Table1. Conditions in which molecular testing for cystic fibrosis is suggested
More than 2000 different mutations have been recognized in the CFTR, a medium-sized gene (27 exons). Some of these mutations are more widespread; others are specific to geographical areas or ethnic groups, and most are rare and specific to a few patients. The methods used for the molecular diagnosis of CF can be divided into level I and level II analyses. Level I tests evaluate a restricted panel of the most frequent mutations. In negative cases, methods called scanning (e.g., gene sequencing) are used, which analyze the whole gene (level II tests).
Level I molecular analysis are based on commercial kits or homemade methods that foresee the analysis of the most frequent mutations in the reference region of the laboratory; the detection rate of the first-level molecular analysis is linked to the panel of mutations sought and to the ethnic origin of the analyzed patient.

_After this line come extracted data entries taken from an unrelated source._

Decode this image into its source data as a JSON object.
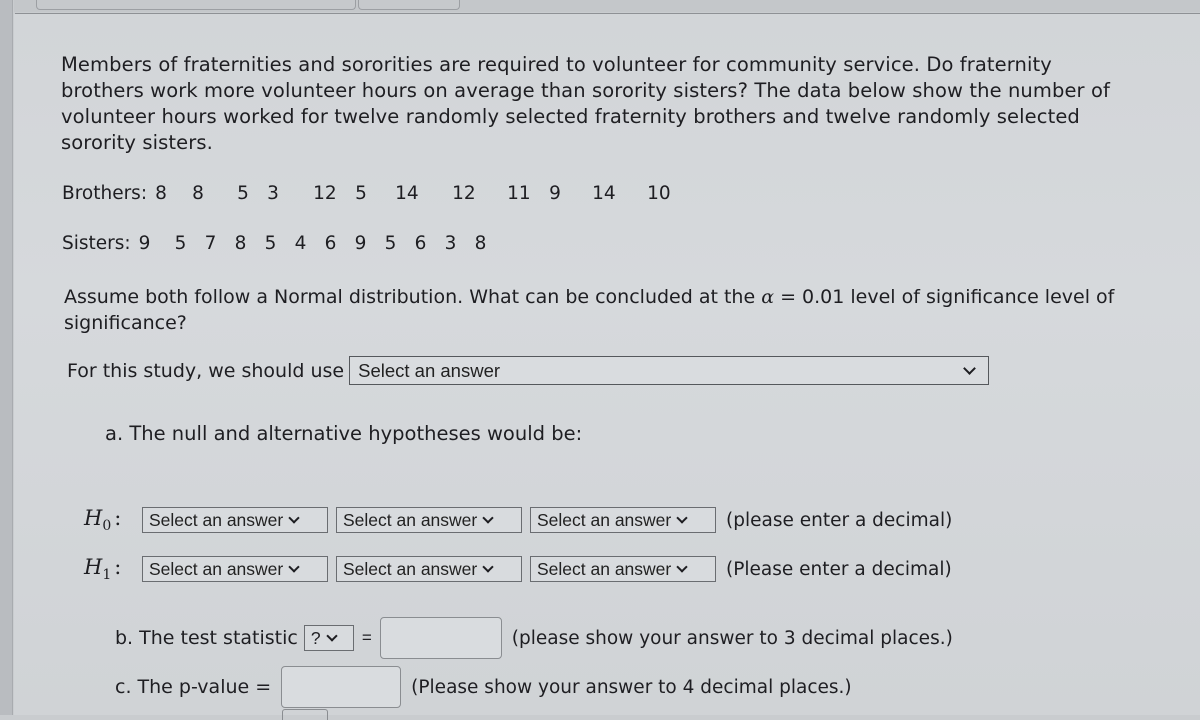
{
  "question": {
    "intro": "Members of fraternities and sororities are required to volunteer for community service. Do fraternity brothers work more volunteer hours on average than sorority sisters? The data below show the number of volunteer hours worked for twelve randomly selected fraternity brothers and twelve randomly selected sorority sisters.",
    "brothers": {
      "label": "Brothers:",
      "values": [
        "8",
        "8",
        "5",
        "3",
        "12",
        "5",
        "14",
        "12",
        "11",
        "9",
        "14",
        "10"
      ]
    },
    "sisters": {
      "label": "Sisters:",
      "values": [
        "9",
        "5",
        "7",
        "8",
        "5",
        "4",
        "6",
        "9",
        "5",
        "6",
        "3",
        "8"
      ]
    },
    "assume_prefix": "Assume both follow a Normal distribution.  What can be concluded at the ",
    "alpha_symbol": "α",
    "assume_suffix": " = 0.01 level of significance level of significance?"
  },
  "study": {
    "label": "For this study, we should use",
    "select_value": "Select an answer"
  },
  "part_a": {
    "title": "a. The null and alternative hypotheses would be:",
    "h0": {
      "symbol": "H",
      "subscript": "0",
      "colon": ":",
      "selects": [
        "Select an answer",
        "Select an answer",
        "Select an answer"
      ],
      "hint": "(please enter a decimal)"
    },
    "h1": {
      "symbol": "H",
      "subscript": "1",
      "colon": ":",
      "selects": [
        "Select an answer",
        "Select an answer",
        "Select an answer"
      ],
      "hint": "(Please enter a decimal)"
    }
  },
  "part_b": {
    "label": "b. The test statistic",
    "select_value": "?",
    "equals": "=",
    "input_value": "",
    "hint": "(please show your answer to 3 decimal places.)"
  },
  "part_c": {
    "label": "c. The p-value =",
    "input_value": "",
    "hint": "(Please show your answer to 4 decimal places.)"
  }
}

Level II molecular analysis uses scanning systems that allow the recognition of mutations in coding regions and the border regions between introns and exons involved in the splicing process. The most widespread technique is sequencing by automated instruments. Level II tests reach a higher detection rate (about 95%), but the clinical significance of the molecular result is not always easy to interpret because sometimes new mutations are identified for which it is difficult to establish the causative effect. In CFTR-RD patients, the mutations present are often different from those detect able by commercial kits, so a level I analysis has a lower diagnostic sensitivity than in classical CF patients; further investigation by gene sequencing is almost always necessary in these patients.
Once a new patient with CF or CFTR-RD has been identified, in addition to referral to a clinical referral center, it is important to carry out multidisciplinary family counseling and cascade mutation testing on blood relatives. In the case of couples in which both members are carriers of mutations, the opportunity of prenatal diagnosis can be offered.